Tão invulgar como um dia frio em Julho, Cold In July revela-se um extraordinário exercício de suspense, apanhando desprevenida a audiência e puxando-a, com inesperada brusquidão, para uma espiral de círculos infernais cada vez mais intensos, como se abocanhada por um tubarão que a submergisse e o sangue, na antecipação do pior, se lhe gelasse de terror.
Com nítidas influências de John Carpenter e de Sam Peckimpah, Jim Mickle transporta-nos pelo degradante, visceral e grotesco pesadelo suburbano, que desmonta a partir de um evento realista, acompanhando as consequências de uma anónima invasão domiciliária que termina no homicídio do assaltante e onde o lesado desconfia da identificação da vítima mortal pela polícia. Estremunhado mas cada vez mais apreensivo, reage contratando um detective mas, em vez de paz de espírito, a sua intervenção vai descobrir uma realidade paralela que exigirá de todos os envolvidos sangue frio e determinação numa solução que se pretende drástica e, acima de tudo, definitiva. Certa gente não merece viver.
Cold In July precede e bem pode ter inspirado a aclamada primeira temporada de True Detective, com o qual tem pontos tangenciais bastante concretos e facilmente identificáveis. Baseado num romance de Joe R. Lansdale, cujo talento se estende pelo conto, comics (Batman e Jona Hex), graphic novels e animação televisiva. Adaptados ao cinema, tem já Bubba-Ho Tep (2002) e Christmas With The Dead (2011), além de integrar antologias directas para vídeo. Transpôr as páginas do livro obrigou o realizador e o co-argumentista Nick Damici a sete anos de constante contorno de dificuldades narrativas e financeiras e mereceu mesmo o contributo de Sam Shepard, autor de Crónicas Americanas e actor no filme, que simplificou uma cena que esteve quase a ser eliminada pela sua complexidade técnica.
As filmagens tiveram início uma semana após desfecho da série Dexter e Michael C. Hall encabeça o elenco, de onde constam também Don Johnson e Vinessa Shaw.
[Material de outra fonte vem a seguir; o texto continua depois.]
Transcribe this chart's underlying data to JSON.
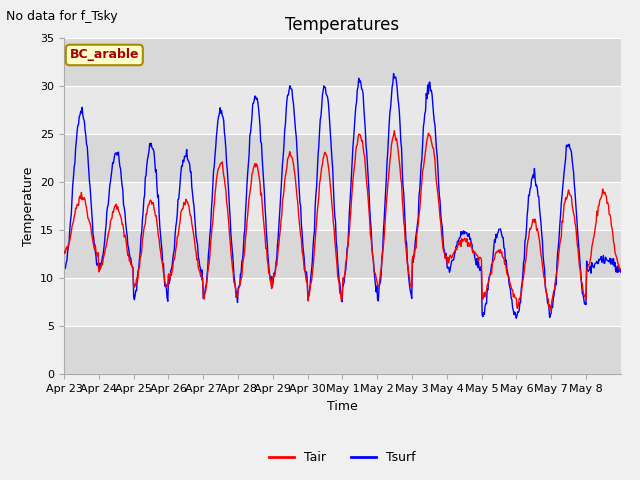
{
  "title": "Temperatures",
  "suptitle": "No data for f_Tsky",
  "xlabel": "Time",
  "ylabel": "Temperature",
  "ylim": [
    0,
    35
  ],
  "yticks": [
    0,
    5,
    10,
    15,
    20,
    25,
    30,
    35
  ],
  "legend_labels": [
    "Tair",
    "Tsurf"
  ],
  "legend_colors": [
    "red",
    "blue"
  ],
  "box_label": "BC_arable",
  "box_facecolor": "#ffffcc",
  "box_edgecolor": "#aa8800",
  "box_textcolor": "#aa0000",
  "figure_facecolor": "#f0f0f0",
  "axes_facecolor": "#e8e8e8",
  "band_color_light": "#e8e8e8",
  "band_color_dark": "#d8d8d8",
  "grid_color": "#ffffff",
  "tair_color": "red",
  "tsurf_color": "blue",
  "n_days": 16,
  "points_per_day": 48,
  "daily_min_tair": [
    12.5,
    11.0,
    9.0,
    10.0,
    8.0,
    9.0,
    10.0,
    8.0,
    10.0,
    9.0,
    12.0,
    12.0,
    8.0,
    7.0,
    8.0,
    11.0
  ],
  "daily_max_tair": [
    18.5,
    17.5,
    18.0,
    18.0,
    22.0,
    22.0,
    23.0,
    23.0,
    25.0,
    25.0,
    25.0,
    14.0,
    13.0,
    16.0,
    19.0,
    19.0
  ],
  "daily_min_tsurf": [
    11.0,
    11.0,
    8.0,
    10.0,
    8.0,
    9.0,
    10.0,
    8.0,
    9.0,
    8.0,
    12.0,
    11.0,
    6.0,
    6.0,
    7.0,
    11.0
  ],
  "daily_max_tsurf": [
    27.5,
    23.0,
    24.0,
    23.0,
    27.5,
    29.0,
    30.0,
    30.0,
    30.5,
    31.0,
    30.0,
    15.0,
    15.0,
    21.0,
    24.0,
    12.0
  ],
  "tick_labels": [
    "Apr 23",
    "Apr 24",
    "Apr 25",
    "Apr 26",
    "Apr 27",
    "Apr 28",
    "Apr 29",
    "Apr 30",
    "May 1",
    "May 2",
    "May 3",
    "May 4",
    "May 5",
    "May 6",
    "May 7",
    "May 8"
  ],
  "title_fontsize": 12,
  "label_fontsize": 9,
  "tick_fontsize": 8,
  "suptitle_fontsize": 9
}
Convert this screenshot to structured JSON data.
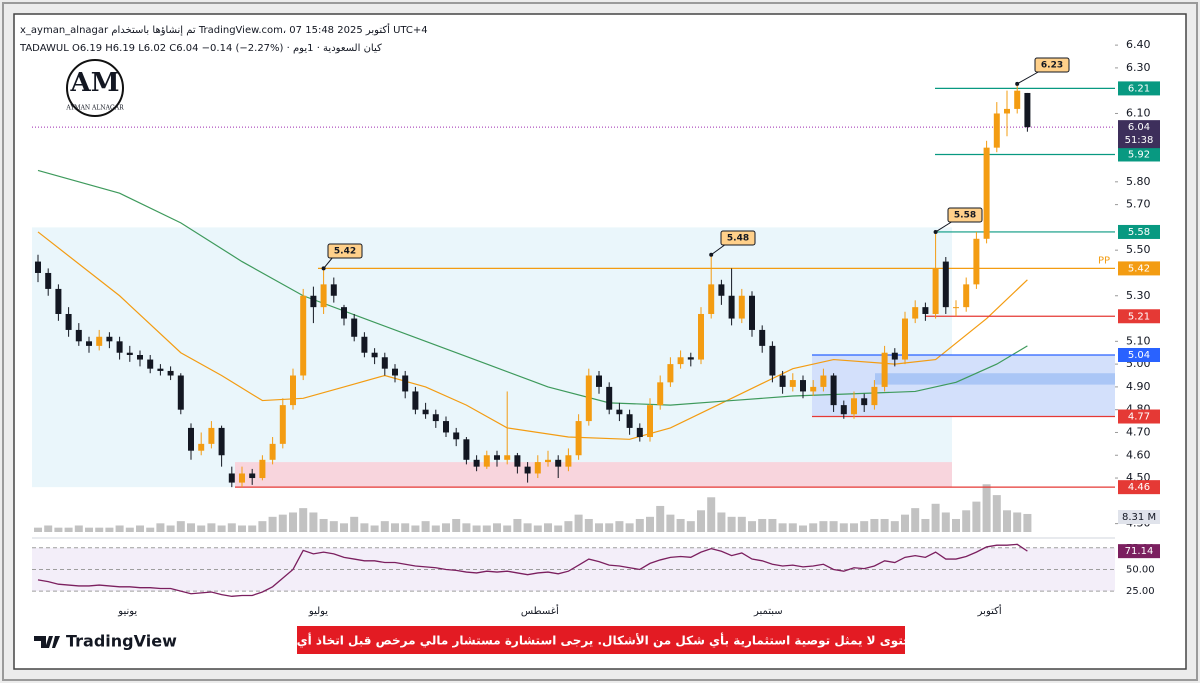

A banda sonora, a cargo de Jeff Grace (Meek’s Cutoff, The House of the Devil, The Innkeepers), recorda The Thing (1982) e Drive (2013), mas tem alma própria.
Tenso e violento, Cold In July revela-se uma surpresa constante, com o seu estilo retro, subversivo e, por todas as razões invocáveis, excepcional. Assim como Julho é, por natureza, um mês quente e a descida de temperatura, não só se estranha, como exige mais peças de roupa, este filme começa ameno, mas vai arrefecendo e enegrecendo a cada camada.